Lyons, Elliott

From Lane Co Oregon

Elliot E. Lyons, was born in Lane County in 1865 to William F. Lyons and Jane McClure Lyons. He married Ida J. Baker November 11, 1888 in Lane County and was a former Lane County deputy sheriff.

[edit] Murder of Sheriff Withers

February 5, 1903, was a cold and clear day, and Lane County Sheriff Withers, in company with deputized officers, set off for Walton to arrest Elliott Lyons, an escaped prisoner. Word had reached Eugene that Lyons, an embezzler and a Jackson County horse thief, was heading for his parents' home in Walton, where his wife also lived. The law officers reached the house, surrounded it, and Sheriff Withers, with his pistol at the ready, entered and demanded Lyons' surrender.

Immediately, perhaps fearing for the life of their husband and son, Lyons' wife and parents restrained Withers. While the sheriff struggled with them, Lyons entered the room with a revolver and shot him in the neck. The bullet cut his windpipe and lodged against the spinal cord. Withers died two days later. Lyons escaped.

When word of the shooting reached Eugene, citizens were enraged. According to the Daily Eugene Guard, "It can be truthfully said that he (Withers) was the most popular sheriff Lane county ever had. He was ever fearless in his duties as an officer, and had the reputation of catching every criminal he ever went after." Posses were immediately organized to "run the desperado to earth." Judge Kincaid offered a $500 reward for Lyons' capture, dead or alive. Withers' father matched the reward offer.

There were sightings of Lyons near Noti and, later, near Franklin, and men searching for the killer concentrated their efforts there. However, four days after the shooting, Lyons was seen in Creswell running down the Southern Pacific tracks and attempting to board a southbound freight train. "The posse got into Mr. Veatch's wagon, drove with great haste to where the train was pulling out and motioned the engineer to stop the train. The men then clambered out of the wagon, rushed toward Lyons, who was just then in the act of climbing into an empty freight car, and ordered him to throw up his hands." As he was being bound, Lyons exclaimed, "Well, it is all up; I am done for; I am your man."

Placing Lyons in a carriage, the posse started for Eugene, making sure that news of his capture did not proceed them. If they had not taken this precaution, "the party no doubt would have been met by an infuriated crowd of citizens and the prisoner promptly lynched." Lyons was locked up in a barred cell in the county jail, and Mayor Chrisman directed Eugene's chief of police to add extra law officers to keep the peace. The Guard urged citizens to assist the police: "If alive, the murdered man would protect a prisoner to the last extremity. Respect for the dead sheriff should discourage any lawlessness."

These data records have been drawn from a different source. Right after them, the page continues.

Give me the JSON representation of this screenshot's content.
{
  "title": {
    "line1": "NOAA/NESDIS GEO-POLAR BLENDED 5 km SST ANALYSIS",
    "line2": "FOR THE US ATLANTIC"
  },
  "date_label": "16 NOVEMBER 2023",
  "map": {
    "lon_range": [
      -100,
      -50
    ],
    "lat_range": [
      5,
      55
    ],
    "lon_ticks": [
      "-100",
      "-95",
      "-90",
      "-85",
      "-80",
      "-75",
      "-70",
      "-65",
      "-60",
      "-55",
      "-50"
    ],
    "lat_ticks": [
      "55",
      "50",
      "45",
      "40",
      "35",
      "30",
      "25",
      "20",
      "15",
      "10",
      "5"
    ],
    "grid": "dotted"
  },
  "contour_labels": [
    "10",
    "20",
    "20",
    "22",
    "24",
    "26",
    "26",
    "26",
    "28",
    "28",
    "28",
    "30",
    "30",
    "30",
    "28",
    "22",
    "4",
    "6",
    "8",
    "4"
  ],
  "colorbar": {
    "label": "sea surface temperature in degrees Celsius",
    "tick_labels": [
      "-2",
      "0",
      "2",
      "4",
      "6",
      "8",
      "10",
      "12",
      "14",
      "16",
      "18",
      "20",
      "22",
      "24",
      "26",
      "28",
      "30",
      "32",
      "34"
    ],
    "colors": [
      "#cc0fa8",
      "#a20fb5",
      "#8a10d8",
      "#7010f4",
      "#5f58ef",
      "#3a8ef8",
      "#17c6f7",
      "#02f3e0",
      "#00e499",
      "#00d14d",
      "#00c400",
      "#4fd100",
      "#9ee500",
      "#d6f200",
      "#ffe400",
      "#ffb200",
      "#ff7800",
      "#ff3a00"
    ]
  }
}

Withers' body lay in state in the courthouse until his funeral, which was conducted at Eugene's Christian Church. Mayor Chrisman asked all business establishments to close that afternoon, and about one thousand citizens attended the service, including the Elks, Woodmen of the World, Knights of Pythias, and Knights of the Maccabees. One hundred carriages were part of the large cortege to the Masonic Cemetery, where Withers was buried just north of the public square.

On February 11, the coroner's jury found that W. W. Withers died from a gunshot wound inflicted by Elliott Lyons and that the shooting was premeditated. Lyons was arraigned on March 2. No advance notice was provided, for law officers were still concerned that citizens would take any opportunity to avenge their sheriff's death. The indictment was read, and George Dorris was appointed to represent the prisoner. Lyons pled not guilty to murder in the first degree. His trial took place two days later before a packed courtroom. The jury deliberated for 20 minutes, and found "the defendant, Elliott Lyons, guilty of the crime of murder in the first degree as charged in the indictment."

On March 6, Judge Hamilton pronounced the sentence: "On Friday, April 17th, 1903, between the hours of 9 a.m. and 4 p.m., in the courtyard of the jail situated at the county seat of Lane county, Oregon, witnessed by at least 12 bona fide citizens of this county, you hang by the neck until dead. May God have mercy on your soul." The execution was duly carried out. It was Lane County's second hanging.

(Note: Information for this article is from the Daily Eugene Guard, February-April, 1903.)